As you suggested to run the EXPLAIN ANALYZE on the TSDB queries. I fetched the query plan for both the mpr and mte queries.

For mte Table:

**Finalize Aggregate:**
- This is the last step in the aggregation process where the final result is computed.
- Cost: 299254.80..299254.81, indicating the estimated start-up and total cost.
- Actual time: 821.627..853.743 ms, indicating the actual time taken for this step.

**Gather:**
- Collects the results from parallel workers.
- Cost: 299254.18..299254.79
- Actual time: 819.239..853.731 ms
- Workers Planned: 6, Workers Launched: 6

**Partial Aggregate:**
- Each worker performs a partial aggregation before the results are gathered.
- Cost: 298254.18..298254.19
- Actual time: 782.331..782.605 ms

**Parallel Append:**
- Combines results from multiple child nodes that can run in parallel.
- Cost: 0.00..298254.17
- Actual time: 782.327..782.349 ms

**Parallel Index Scan and Parallel Seq Scan:**
- Several chunks (hypertables in TimescaleDB) are scanned in parallel.
- Index Scans use indices to find relevant rows quickly.
- Sequential Scans check each row in the chunks.
-Conditions involve timestamp ranges and various filters on the columns like create_time, teid, eqnm, eqty, and contents.

For mpr table:

**Finalize Aggregate** (cost=608.64..608.65 rows=1 width=8) (actual time=6.169..6.373 rows=1 loops=1):
- This is the final step in aggregating results from multiple sources or partial aggregates. It combines the results to produce a single output.

**Append** (cost=5.01..608.33 rows=122 width=8) (actual time=0.112..6.350 rows=122 loops=1):
- The Append node indicates that results from multiple child nodes (subqueries or scans) are being combined. The cost, rows, and width indicate the estimated and actual execution metrics.

**Partial Aggregate** (cost=5.01..5.02 rows=1 width=8) (actual time=0.111..0.113 rows=1 loops=1):
- This node represents a partial aggregation of data before it is combined in the Finalize Aggregate step.

**Custom Scan** (DecompressChunk) on _hyper_13_1813_chunk (cost=2.51..2.51 rows=1000 width=0) (actual time=0.106..0.108 rows=0 loops=1):
- The DecompressChunk node indicates that the query is reading from a compressed chunk of the hypertable. The decompress operation is necessary because the data is stored in a compressed format.
- The actual time indicates how long this step took during execution.

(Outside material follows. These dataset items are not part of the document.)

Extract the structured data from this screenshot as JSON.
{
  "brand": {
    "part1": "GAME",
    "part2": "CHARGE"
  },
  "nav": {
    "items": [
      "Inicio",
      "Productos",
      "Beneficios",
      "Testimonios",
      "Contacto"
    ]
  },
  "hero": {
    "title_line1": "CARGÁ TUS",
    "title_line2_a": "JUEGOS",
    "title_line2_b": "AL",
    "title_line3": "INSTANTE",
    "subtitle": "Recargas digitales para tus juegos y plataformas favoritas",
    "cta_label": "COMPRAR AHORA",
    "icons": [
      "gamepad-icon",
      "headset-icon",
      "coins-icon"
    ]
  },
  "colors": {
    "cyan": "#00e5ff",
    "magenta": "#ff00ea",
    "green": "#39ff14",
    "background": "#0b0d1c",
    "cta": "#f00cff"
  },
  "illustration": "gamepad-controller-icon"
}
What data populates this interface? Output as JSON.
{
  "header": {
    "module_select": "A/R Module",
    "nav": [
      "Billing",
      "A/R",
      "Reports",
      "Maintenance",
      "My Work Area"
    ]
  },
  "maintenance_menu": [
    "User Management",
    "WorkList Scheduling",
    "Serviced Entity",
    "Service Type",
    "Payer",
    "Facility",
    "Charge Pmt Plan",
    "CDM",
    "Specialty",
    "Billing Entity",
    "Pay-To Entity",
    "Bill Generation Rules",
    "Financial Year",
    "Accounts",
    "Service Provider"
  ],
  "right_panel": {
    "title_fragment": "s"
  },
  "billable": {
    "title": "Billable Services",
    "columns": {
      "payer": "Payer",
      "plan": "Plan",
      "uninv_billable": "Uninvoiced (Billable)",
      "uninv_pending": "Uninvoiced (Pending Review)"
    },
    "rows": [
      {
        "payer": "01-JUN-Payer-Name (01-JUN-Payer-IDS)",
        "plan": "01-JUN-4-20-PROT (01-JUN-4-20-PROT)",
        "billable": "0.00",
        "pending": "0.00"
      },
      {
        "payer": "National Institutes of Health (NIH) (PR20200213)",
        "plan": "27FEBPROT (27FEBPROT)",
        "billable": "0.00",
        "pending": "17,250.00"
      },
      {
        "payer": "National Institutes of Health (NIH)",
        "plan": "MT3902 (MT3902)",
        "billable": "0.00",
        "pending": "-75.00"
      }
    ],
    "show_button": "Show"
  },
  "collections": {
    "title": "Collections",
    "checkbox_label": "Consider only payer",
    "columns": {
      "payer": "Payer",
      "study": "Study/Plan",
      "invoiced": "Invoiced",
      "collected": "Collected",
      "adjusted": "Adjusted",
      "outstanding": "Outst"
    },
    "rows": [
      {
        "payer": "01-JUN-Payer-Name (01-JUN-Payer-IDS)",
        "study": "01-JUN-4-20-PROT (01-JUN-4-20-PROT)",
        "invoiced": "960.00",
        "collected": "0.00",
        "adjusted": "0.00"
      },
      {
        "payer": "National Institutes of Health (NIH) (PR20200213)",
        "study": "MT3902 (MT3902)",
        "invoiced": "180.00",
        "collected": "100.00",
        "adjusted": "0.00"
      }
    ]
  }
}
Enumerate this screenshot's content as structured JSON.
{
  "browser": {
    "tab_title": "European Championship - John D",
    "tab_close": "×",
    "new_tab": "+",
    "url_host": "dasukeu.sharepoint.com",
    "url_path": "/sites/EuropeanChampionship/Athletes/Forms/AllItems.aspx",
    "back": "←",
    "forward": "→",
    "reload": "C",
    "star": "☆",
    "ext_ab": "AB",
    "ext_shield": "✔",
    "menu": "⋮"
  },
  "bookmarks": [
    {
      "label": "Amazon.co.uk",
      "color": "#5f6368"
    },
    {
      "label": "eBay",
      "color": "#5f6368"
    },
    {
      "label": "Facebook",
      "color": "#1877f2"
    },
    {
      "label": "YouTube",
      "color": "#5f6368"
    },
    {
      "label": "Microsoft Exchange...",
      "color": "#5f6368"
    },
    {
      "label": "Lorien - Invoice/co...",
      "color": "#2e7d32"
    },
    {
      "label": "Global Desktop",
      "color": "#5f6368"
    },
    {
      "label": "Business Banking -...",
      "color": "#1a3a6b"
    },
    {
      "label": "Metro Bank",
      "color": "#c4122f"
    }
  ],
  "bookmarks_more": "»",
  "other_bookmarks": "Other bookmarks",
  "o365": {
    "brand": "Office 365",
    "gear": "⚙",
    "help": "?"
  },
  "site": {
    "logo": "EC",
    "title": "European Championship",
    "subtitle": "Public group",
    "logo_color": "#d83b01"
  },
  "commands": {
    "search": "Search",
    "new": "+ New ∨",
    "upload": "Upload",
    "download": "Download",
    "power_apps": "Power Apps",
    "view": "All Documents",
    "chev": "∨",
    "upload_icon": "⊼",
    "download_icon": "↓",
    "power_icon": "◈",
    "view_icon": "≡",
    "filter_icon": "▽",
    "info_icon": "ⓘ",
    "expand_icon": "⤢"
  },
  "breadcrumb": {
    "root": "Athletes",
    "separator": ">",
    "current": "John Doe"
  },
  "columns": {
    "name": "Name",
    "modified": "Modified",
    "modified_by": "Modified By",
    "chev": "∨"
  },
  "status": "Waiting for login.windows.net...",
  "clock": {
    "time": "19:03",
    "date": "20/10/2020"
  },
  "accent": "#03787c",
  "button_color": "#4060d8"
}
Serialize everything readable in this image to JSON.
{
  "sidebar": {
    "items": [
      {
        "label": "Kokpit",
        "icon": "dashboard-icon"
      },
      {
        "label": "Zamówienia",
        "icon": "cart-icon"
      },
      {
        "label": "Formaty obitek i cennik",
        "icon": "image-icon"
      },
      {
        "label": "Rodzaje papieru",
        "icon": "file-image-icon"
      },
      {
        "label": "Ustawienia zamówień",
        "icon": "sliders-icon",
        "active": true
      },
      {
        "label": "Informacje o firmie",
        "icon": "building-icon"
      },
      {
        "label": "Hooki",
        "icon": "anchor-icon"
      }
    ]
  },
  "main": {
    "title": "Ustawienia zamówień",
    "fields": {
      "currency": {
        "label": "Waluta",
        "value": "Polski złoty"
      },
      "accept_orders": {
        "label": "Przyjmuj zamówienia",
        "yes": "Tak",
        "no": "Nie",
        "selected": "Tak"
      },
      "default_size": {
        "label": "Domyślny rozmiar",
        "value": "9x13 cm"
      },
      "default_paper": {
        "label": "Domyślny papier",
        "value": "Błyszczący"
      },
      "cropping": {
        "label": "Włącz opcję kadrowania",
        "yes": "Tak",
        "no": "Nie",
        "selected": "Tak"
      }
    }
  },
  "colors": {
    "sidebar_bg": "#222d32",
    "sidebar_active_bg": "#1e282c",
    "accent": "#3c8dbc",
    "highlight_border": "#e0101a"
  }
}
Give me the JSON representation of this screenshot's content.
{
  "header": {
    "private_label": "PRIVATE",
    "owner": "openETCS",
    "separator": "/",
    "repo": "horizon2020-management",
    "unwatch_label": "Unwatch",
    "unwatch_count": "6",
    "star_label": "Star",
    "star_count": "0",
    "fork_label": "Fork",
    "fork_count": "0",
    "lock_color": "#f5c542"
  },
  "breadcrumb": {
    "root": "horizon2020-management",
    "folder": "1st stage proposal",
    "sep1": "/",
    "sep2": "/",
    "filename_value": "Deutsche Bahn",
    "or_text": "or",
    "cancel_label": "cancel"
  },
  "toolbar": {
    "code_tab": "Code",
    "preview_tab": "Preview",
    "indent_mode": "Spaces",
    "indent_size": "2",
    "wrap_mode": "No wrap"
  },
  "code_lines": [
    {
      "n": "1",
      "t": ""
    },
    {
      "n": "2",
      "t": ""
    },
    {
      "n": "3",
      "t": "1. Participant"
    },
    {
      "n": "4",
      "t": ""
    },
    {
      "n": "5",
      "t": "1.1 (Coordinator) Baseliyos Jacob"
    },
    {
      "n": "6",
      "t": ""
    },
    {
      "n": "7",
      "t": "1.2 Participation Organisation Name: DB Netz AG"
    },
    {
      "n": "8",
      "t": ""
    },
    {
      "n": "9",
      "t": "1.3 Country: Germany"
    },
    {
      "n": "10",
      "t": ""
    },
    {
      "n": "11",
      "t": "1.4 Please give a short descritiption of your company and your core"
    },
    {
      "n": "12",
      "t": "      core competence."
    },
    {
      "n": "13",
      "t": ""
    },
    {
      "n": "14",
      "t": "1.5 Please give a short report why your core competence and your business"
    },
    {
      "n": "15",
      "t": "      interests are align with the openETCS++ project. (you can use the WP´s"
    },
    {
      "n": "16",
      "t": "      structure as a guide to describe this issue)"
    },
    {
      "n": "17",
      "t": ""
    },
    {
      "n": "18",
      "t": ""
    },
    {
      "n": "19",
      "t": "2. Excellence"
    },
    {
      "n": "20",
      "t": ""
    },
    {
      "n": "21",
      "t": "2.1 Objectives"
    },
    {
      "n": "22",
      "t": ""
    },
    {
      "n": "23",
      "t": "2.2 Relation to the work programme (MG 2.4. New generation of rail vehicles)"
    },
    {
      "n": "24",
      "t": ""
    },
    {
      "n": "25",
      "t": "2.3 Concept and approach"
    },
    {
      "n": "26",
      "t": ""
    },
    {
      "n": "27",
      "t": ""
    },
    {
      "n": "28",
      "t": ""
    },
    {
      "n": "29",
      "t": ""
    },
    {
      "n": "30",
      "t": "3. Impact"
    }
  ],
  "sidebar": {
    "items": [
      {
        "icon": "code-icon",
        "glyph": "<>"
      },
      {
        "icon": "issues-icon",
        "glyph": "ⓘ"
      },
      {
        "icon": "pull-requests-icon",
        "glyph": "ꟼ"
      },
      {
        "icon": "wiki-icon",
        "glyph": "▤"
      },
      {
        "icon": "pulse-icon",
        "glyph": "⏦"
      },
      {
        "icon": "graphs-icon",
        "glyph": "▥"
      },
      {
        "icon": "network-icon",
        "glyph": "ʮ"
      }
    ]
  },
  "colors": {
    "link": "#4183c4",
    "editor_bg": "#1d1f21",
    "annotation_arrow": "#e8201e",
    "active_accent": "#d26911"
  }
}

**Index Scan** using compress_hyper_22_1924_chunk__compressed_hypertable_22_eqnm__ts on compress_hyper_22_1924_chunk (cost=0.28..2.51 rows=1 width=96) (actual time=0.104..0.105 rows=0 loops=1):
- The Index Scan node shows that an index is being used to locate the relevant rows in the compressed chunk. Index scans are usually faster than sequential scans because they use an index to quickly locate rows matching the conditions.
- The conditions include filtering by timestamps and specific text values for eqnm, teid, and eqty.

**Filter Conditions:**
- The Filter conditions applied at various stages ensure that only rows matching specific criteria (e.g., create_time, to_timestamp(contents ->> 'UTCT', 'YYMMDD HH24MISS.00'), eqnm, teid, eqty) are included in the result set.

Currently both the tables fetches 0 records.

But at the time of error:

Records fetched from mte table: 0
Records fetched from mpr table: 7012238

Also I appreciate for the suggestion related to client_min_messages to DEBUG1. But since I applied the setting of idle_in_transaction_timeout parameter. This issue didn’t occur again.